Because “extensive evidence” existed to suggest that Iran had an illicit nuclear weapons program, Armin Rosen of Business Insider wrote on Tuesday, the IAEA needed to be able “to identify key personnel, facilities, supply chains, and past activities to establish exactly how far along Iran’s weaponization activities really are and to recognize whether those activities have been restarted.”
But it was reported earlier this week that the administration would not require Iran to come clean about its past nuclear work.
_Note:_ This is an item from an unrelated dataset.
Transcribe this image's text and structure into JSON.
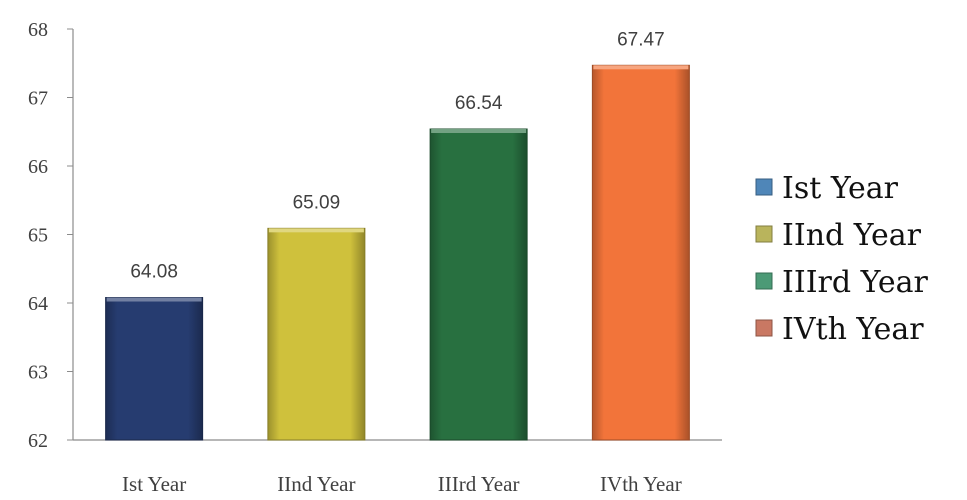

Emily Landau, a senior research fellow at the Institute for National Security Studies, explained in an analysis for The Tower earlier this week why it was so essential to keep the IAEA investigation open:
As the P5+1 move to implement the Iran deal, the IAEA report – however lukewarm – must not be ignored, because it does break Iran’s narrative of having done no wrong in the nuclear realm. Iranian officials should no longer be allowed to appear on prominent platforms throughout the world – like the Munich Security Conference early this year – and continue to spread their narrative of nuclear innocence without being firmly challenged. Iran cannot be permitted to raise ideas and initiatives in international forums about dealing with other states from a position of having been cleared of all suspicion. The international community must be firm in its rebuttal: Iran actually has done wrong in the nuclear realm by working on a military nuclear capability for decades. All measures taken against it were legal in the face of its blatant NPT violations. Iran may have succeeded in securing a good deal from its perspective, but its history must not be whitewashed or ignored.